La situation est dure, très dure et je suis inquiet. Il y a un tel décalage entre ce qui est dit dans les médias et ce qu'il y a sur le terrain. Le discours que j'entends et lis me semble tellement décalé par rapport à la réalité. Tous ces discours notamment sur l'insécurité.... Le problème c'est que ce n'est pas en traitant les symptômes que l'on va traiter la maladie. Donc pour le moment, moi je suis pessimiste parce qu'à court terme, on s'y prend mal. On pousse toute une jeunesse à l'extrémisme.

En fait, toute cette jeunesse est comme un iceberg, il y a une partie visible qui serait les délinquants. Et tout le monde se focalise sur eux. Et il y a la partie non visible, qui sont le même type de jeunes, qui vont aussi mal mais qui au lieu de sortir cette violence vers l'extérieur, la retourne contre eux-mêmes. Et cela donne quoi : la drogue, la dépression, l'alcool et des quartiers entiers où la moitié des gens est en dépression. Les suicides, la violence familiale. Mais cela ne se voit pas et cela ne gêne personne. Même les symptômes, tout le monde s'en fout. Qu'il y ait dans des familles des pères qui battent leurs enfants, leurs femmes parce qu'ils perdent la tête, complètement déprimés. Tout le monde s'en fout. Que des gens soient alcooliques, à neuf heures du matin ne tiennent pas debout et qu'ils doivent s'accrocher au bar. Qu'ils y aient des familles entières ou personne ne se parle. On s'en fout. Tout le monde est au bord de la dépression ou dedans y compris des enfants.
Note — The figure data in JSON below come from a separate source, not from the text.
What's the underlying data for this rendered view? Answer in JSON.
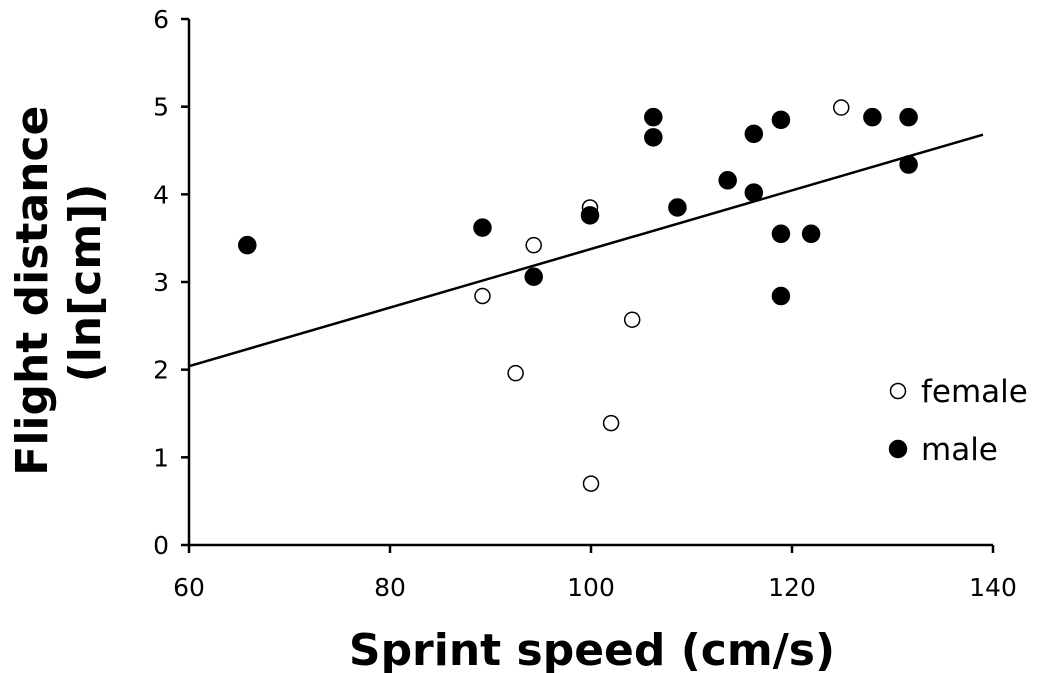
{
  "chart_data": {
    "type": "scatter",
    "title": "",
    "xlabel": "Sprint speed (cm/s)",
    "ylabel_lines": [
      "Flight distance",
      "(ln[cm])"
    ],
    "xlim": [
      60,
      140
    ],
    "ylim": [
      0,
      6
    ],
    "x_ticks": [
      60,
      80,
      100,
      120,
      140
    ],
    "y_ticks": [
      0,
      1,
      2,
      3,
      4,
      5,
      6
    ],
    "grid": false,
    "legend_position": "right",
    "series": [
      {
        "name": "female",
        "marker": "open-circle",
        "color": "#000000",
        "points": [
          [
            89.2,
            2.84
          ],
          [
            92.5,
            1.96
          ],
          [
            94.3,
            3.42
          ],
          [
            99.9,
            3.85
          ],
          [
            100.0,
            0.7
          ],
          [
            102.0,
            1.39
          ],
          [
            104.1,
            2.57
          ],
          [
            124.9,
            4.99
          ]
        ]
      },
      {
        "name": "male",
        "marker": "filled-circle",
        "color": "#000000",
        "points": [
          [
            65.8,
            3.42
          ],
          [
            89.2,
            3.62
          ],
          [
            94.3,
            3.06
          ],
          [
            99.9,
            3.76
          ],
          [
            106.2,
            4.88
          ],
          [
            106.2,
            4.65
          ],
          [
            108.6,
            3.85
          ],
          [
            113.6,
            4.16
          ],
          [
            116.2,
            4.69
          ],
          [
            116.2,
            4.02
          ],
          [
            118.9,
            4.85
          ],
          [
            118.9,
            3.55
          ],
          [
            118.9,
            2.84
          ],
          [
            121.9,
            3.55
          ],
          [
            128.0,
            4.88
          ],
          [
            131.6,
            4.88
          ],
          [
            131.6,
            4.34
          ]
        ]
      }
    ],
    "trendline": {
      "color": "#000000",
      "x": [
        60,
        139
      ],
      "y": [
        2.04,
        4.68
      ]
    }
  }
}
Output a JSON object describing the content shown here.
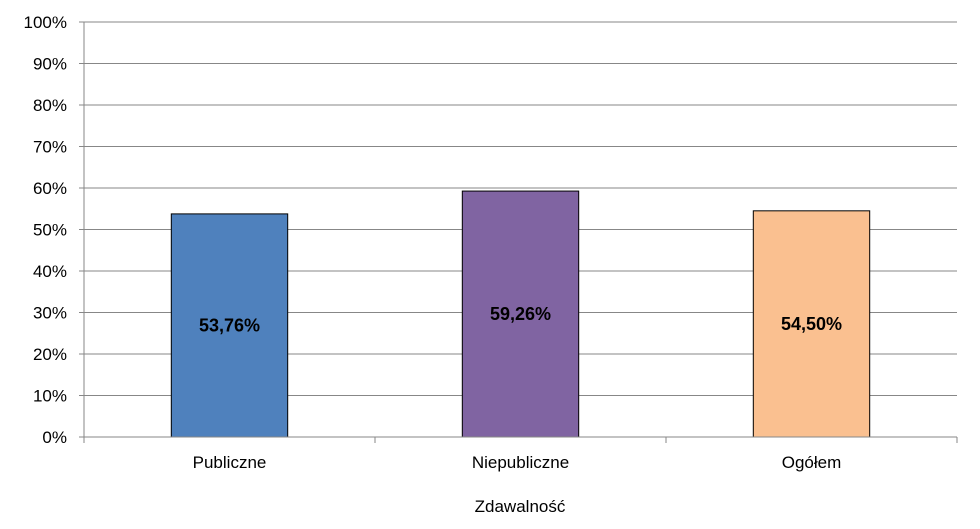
{
  "chart_data": {
    "type": "bar",
    "categories": [
      "Publiczne",
      "Niepubliczne",
      "Ogółem"
    ],
    "values": [
      53.76,
      59.26,
      54.5
    ],
    "data_labels": [
      "53,76%",
      "59,26%",
      "54,50%"
    ],
    "colors": [
      "#4f81bd",
      "#8064a2",
      "#fac090"
    ],
    "xlabel": "Zdawalność",
    "ylabel": "",
    "ylim": [
      0,
      100
    ],
    "yticks": [
      0,
      10,
      20,
      30,
      40,
      50,
      60,
      70,
      80,
      90,
      100
    ],
    "ytick_labels": [
      "0%",
      "10%",
      "20%",
      "30%",
      "40%",
      "50%",
      "60%",
      "70%",
      "80%",
      "90%",
      "100%"
    ],
    "grid": true,
    "legend": "none"
  }
}
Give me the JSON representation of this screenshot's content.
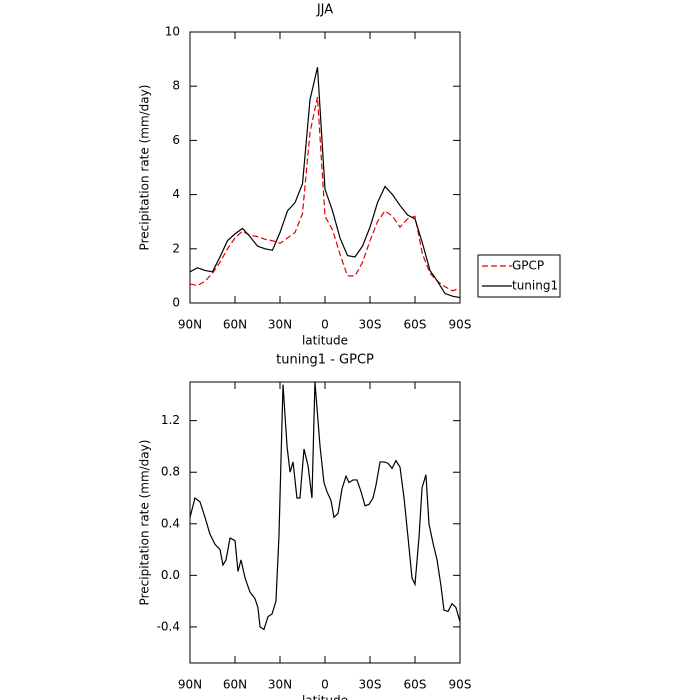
{
  "chart_data": [
    {
      "type": "line",
      "title": "JJA",
      "x_label": "latitude",
      "y_label": "Precipitation rate (mm/day)",
      "x": [
        90,
        85,
        80,
        75,
        70,
        65,
        60,
        55,
        50,
        45,
        40,
        35,
        30,
        25,
        20,
        15,
        10,
        5,
        0,
        -5,
        -10,
        -15,
        -20,
        -25,
        -30,
        -35,
        -40,
        -45,
        -50,
        -55,
        -60,
        -65,
        -70,
        -75,
        -80,
        -85,
        -90
      ],
      "series": [
        {
          "name": "GPCP",
          "color": "#e00000",
          "dashed": true,
          "values": [
            0.7,
            0.65,
            0.8,
            1.1,
            1.5,
            2.0,
            2.4,
            2.65,
            2.5,
            2.45,
            2.35,
            2.3,
            2.2,
            2.4,
            2.6,
            3.3,
            6.3,
            7.6,
            3.2,
            2.7,
            1.8,
            1.0,
            1.0,
            1.5,
            2.3,
            3.0,
            3.4,
            3.2,
            2.8,
            3.1,
            3.2,
            1.8,
            1.1,
            0.8,
            0.6,
            0.45,
            0.55
          ]
        },
        {
          "name": "tuning1",
          "color": "#000000",
          "dashed": false,
          "values": [
            1.15,
            1.3,
            1.2,
            1.15,
            1.7,
            2.3,
            2.55,
            2.75,
            2.45,
            2.1,
            2.0,
            1.95,
            2.6,
            3.4,
            3.7,
            4.4,
            7.5,
            8.7,
            4.2,
            3.4,
            2.4,
            1.75,
            1.7,
            2.1,
            2.8,
            3.7,
            4.3,
            4.0,
            3.6,
            3.25,
            3.1,
            2.2,
            1.2,
            0.8,
            0.35,
            0.25,
            0.2
          ]
        }
      ],
      "xlim": [
        90,
        -90
      ],
      "xticks": [
        {
          "value": 90,
          "label": "90N"
        },
        {
          "value": 60,
          "label": "60N"
        },
        {
          "value": 30,
          "label": "30N"
        },
        0,
        {
          "value": -30,
          "label": "30S"
        },
        {
          "value": -60,
          "label": "60S"
        },
        {
          "value": -90,
          "label": "90S"
        }
      ],
      "ylim": [
        0,
        10
      ],
      "yticks": [
        0,
        2,
        4,
        6,
        8,
        10
      ],
      "legend": "right"
    },
    {
      "type": "line",
      "title": "tuning1 - GPCP",
      "x_label": "latitude",
      "y_label": "Precipitation rate (mm/day)",
      "color": "#000000",
      "x": [
        90,
        86.7,
        83.3,
        80,
        76.7,
        73.3,
        70,
        68,
        66,
        63.3,
        60,
        58,
        56,
        53.3,
        50,
        46.7,
        44.7,
        43.3,
        40.7,
        38,
        35.3,
        32.7,
        30.7,
        28,
        25.3,
        23.3,
        21.3,
        18.7,
        16.7,
        14,
        11.3,
        8.7,
        6.7,
        3.3,
        0.7,
        -1.3,
        -4,
        -6,
        -8.7,
        -11.3,
        -14,
        -16,
        -18.7,
        -21.3,
        -24,
        -26.7,
        -29.3,
        -32,
        -34,
        -36.7,
        -39.3,
        -42,
        -44.7,
        -47.3,
        -50,
        -52.7,
        -55.3,
        -58,
        -60,
        -62.7,
        -64.7,
        -67.3,
        -69.3,
        -72,
        -74.7,
        -77.3,
        -79.3,
        -82,
        -84.7,
        -87.3,
        -90
      ],
      "values": [
        0.45,
        0.6,
        0.57,
        0.45,
        0.32,
        0.24,
        0.2,
        0.08,
        0.12,
        0.29,
        0.27,
        0.03,
        0.12,
        -0.02,
        -0.13,
        -0.18,
        -0.25,
        -0.4,
        -0.42,
        -0.32,
        -0.3,
        -0.2,
        0.3,
        1.48,
        1.0,
        0.8,
        0.88,
        0.6,
        0.6,
        0.98,
        0.85,
        0.6,
        1.5,
        1.0,
        0.72,
        0.65,
        0.58,
        0.45,
        0.48,
        0.67,
        0.77,
        0.72,
        0.74,
        0.74,
        0.65,
        0.54,
        0.55,
        0.6,
        0.7,
        0.88,
        0.88,
        0.87,
        0.83,
        0.89,
        0.84,
        0.6,
        0.3,
        -0.02,
        -0.07,
        0.3,
        0.68,
        0.78,
        0.4,
        0.25,
        0.12,
        -0.08,
        -0.27,
        -0.28,
        -0.22,
        -0.25,
        -0.36
      ],
      "xlim": [
        90,
        -90
      ],
      "xticks": [
        {
          "value": 90,
          "label": "90N"
        },
        {
          "value": 60,
          "label": "60N"
        },
        {
          "value": 30,
          "label": "30N"
        },
        0,
        {
          "value": -30,
          "label": "30S"
        },
        {
          "value": -60,
          "label": "60S"
        },
        {
          "value": -90,
          "label": "90S"
        }
      ],
      "ylim": [
        -0.68,
        1.5
      ],
      "yticks": [
        -0.4,
        {
          "value": 0,
          "label": "0.0"
        },
        0.4,
        0.8,
        1.2
      ]
    }
  ]
}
Tout le monde s'en fout complètement. Du moment qu'ils se tiennent tranquilles. Et ces gens sont très lucides, par rapport au fonctionnement du système et ils se rendent compte qu'ils n'ont aucune prise sur lui. Et donc, ils sont dans la survie où ils seront toujours perdants. Et ils en sont conscients. Parfaitement conscients."